The main sensory over-responsivity results were that sensitivity early on predicts later over-responsivity in school-age children, however within the three first years of life is stable. In addition we found that sensitivity does not change in children with ASD over the first three years following diagnosis but predicts changes in anxiety within these years.

Project impact

Screening results have great impact on society by highlighting the importance of specific ASD screening in infancy. The diverse sample screened provides insight into the unique informant perspective and developmental status of infants from families with fewer resources. The study also shows that risk outcome for ASD based on father reporting is not comparable to that of mothers, and separate norms need to be developed for father-based screening. The study also shows that a follow-up on a parent-screening tool is critical for reducing false referral to clinical evaluation, avoiding overload on family and healthcare systems. In addition, our study indicated that not all infants later diagnosed with ASD will be identified at 12 months, as there are different types of courses for ASD symptoms, with some showing sub-threshold markers at 12 months and others not showing any risk at all at 12 months. These different patterns of ASD development may correspond to different neurogenetic pathways to be further explored. In addition, our sensory over-responsivity findings support the long-lasting question of a causal relation between sensory sensitivity and anxiety in ASD, by demonstrating that early sensory sensitivity predicts changes in anxiety over time.

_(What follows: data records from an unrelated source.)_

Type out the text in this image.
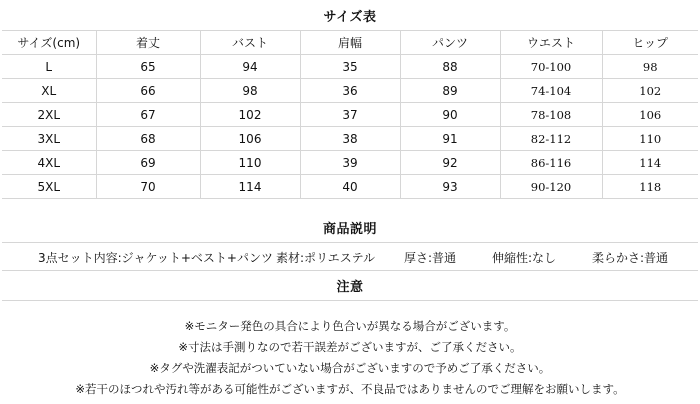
サイズ表
サイズ(cm)	着丈	バスト	肩幅	パンツ	ウエスト	ヒップ
L	65	94	35	88	70-100	98
XL	66	98	36	89	74-104	102
2XL	67	102	37	90	78-108	106
3XL	68	106	38	91	82-112	110
4XL	69	110	39	92	86-116	114
5XL	70	114	40	93	90-120	118
商品説明
3点セット内容:ジャケット+ベスト+パンツ 素材:ポリエステル 厚さ:普通	伸縮性:なし	柔らかさ:普通
注意
※モニター発色の具合により色合いが異なる場合がございます。
※寸法は手測りなので若干誤差がございますが、ご了承ください。
※タグや洗濯表記がついていない場合がございますので予めご了承ください。
※若干のほつれや汚れ等がある可能性がございますが、不良品ではありませんのでご理解をお願いします。
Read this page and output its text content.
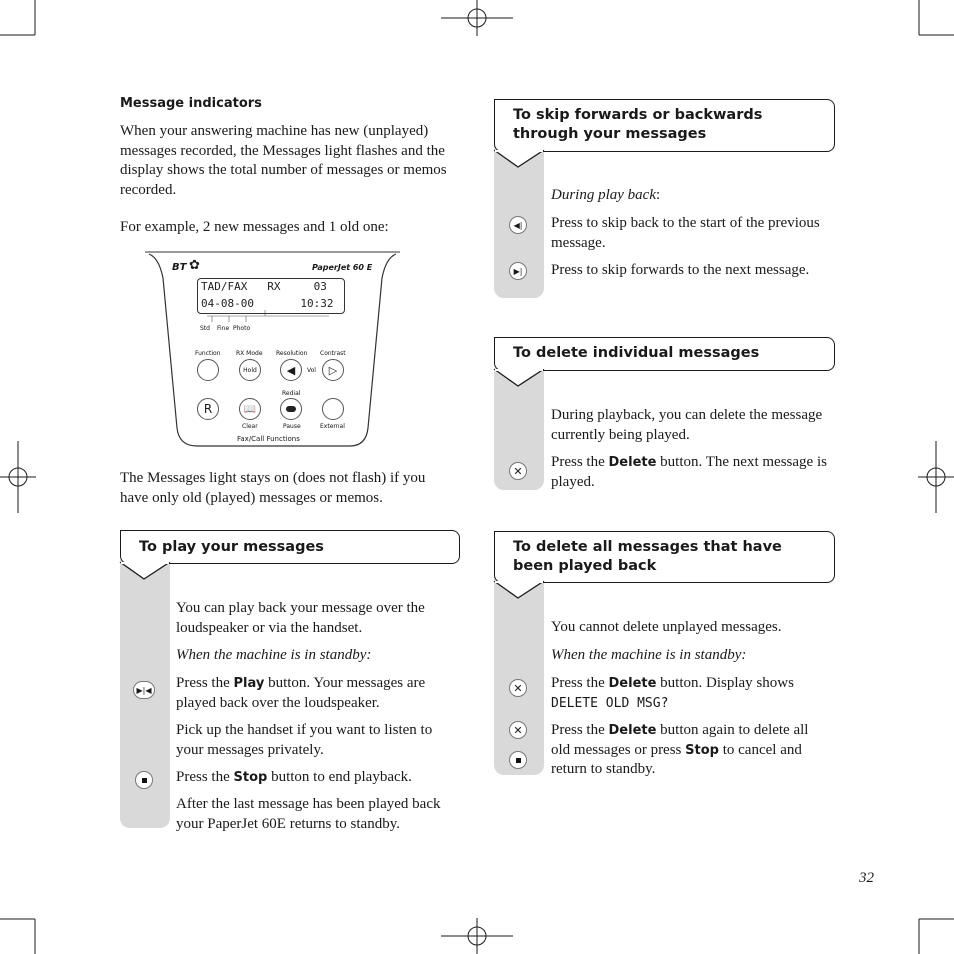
Message indicators
When your answering machine has new (unplayed) messages recorded, the Messages light flashes and the display shows the total number of messages or memos recorded.
For example, 2 new messages and 1 old one:
BT ✿	PaperJet 60 E
TAD/FAX   RX     03
04-08-00       10:32
Std Fine Photo
Function	RX Mode Resolution Contrast
Hold	◀ Vol ▷
Redial
R	📖
Clear	Pause	External
Fax/Call Functions
The Messages light stays on (does not flash) if you have only old (played) messages or memos.
To play your messages
You can play back your message over the loudspeaker or via the handset.
When the machine is in standby:
▶|◀ Press the Play button. Your messages are played back over the loudspeaker.
Pick up the handset if you want to listen to your messages privately.
Press the Stop button to end playback.
After the last message has been played back your PaperJet 60E returns to standby.
To skip forwards or backwards through your messages
During play back:
◀|	Press to skip back to the start of the previous message.
▶|	Press to skip forwards to the next message.
To delete individual messages
During playback, you can delete the message currently being played.
✕
Press the Delete button. The next message is played.
To delete all messages that have been played back
You cannot delete unplayed messages.
When the machine is in standby:
✕ Press the Delete button. Display shows
DELETE OLD MSG?
✕ Press the Delete button again to delete all old messages or press Stop to cancel and return to standby.
32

This project has targeted multiple groups leading to a great increase in awareness and training for early ASD screening in the community. These groups include day-care administrators, directors and staff, parents of infants, health administrators and healthcare providers at baby-wellness clinics. In addition, the various presentations and publications on scientific platforms enabled us to target students, paraprofessionals and researchers, and disseminate the outcomes of the study and its relevance to research and clinical needs in this area.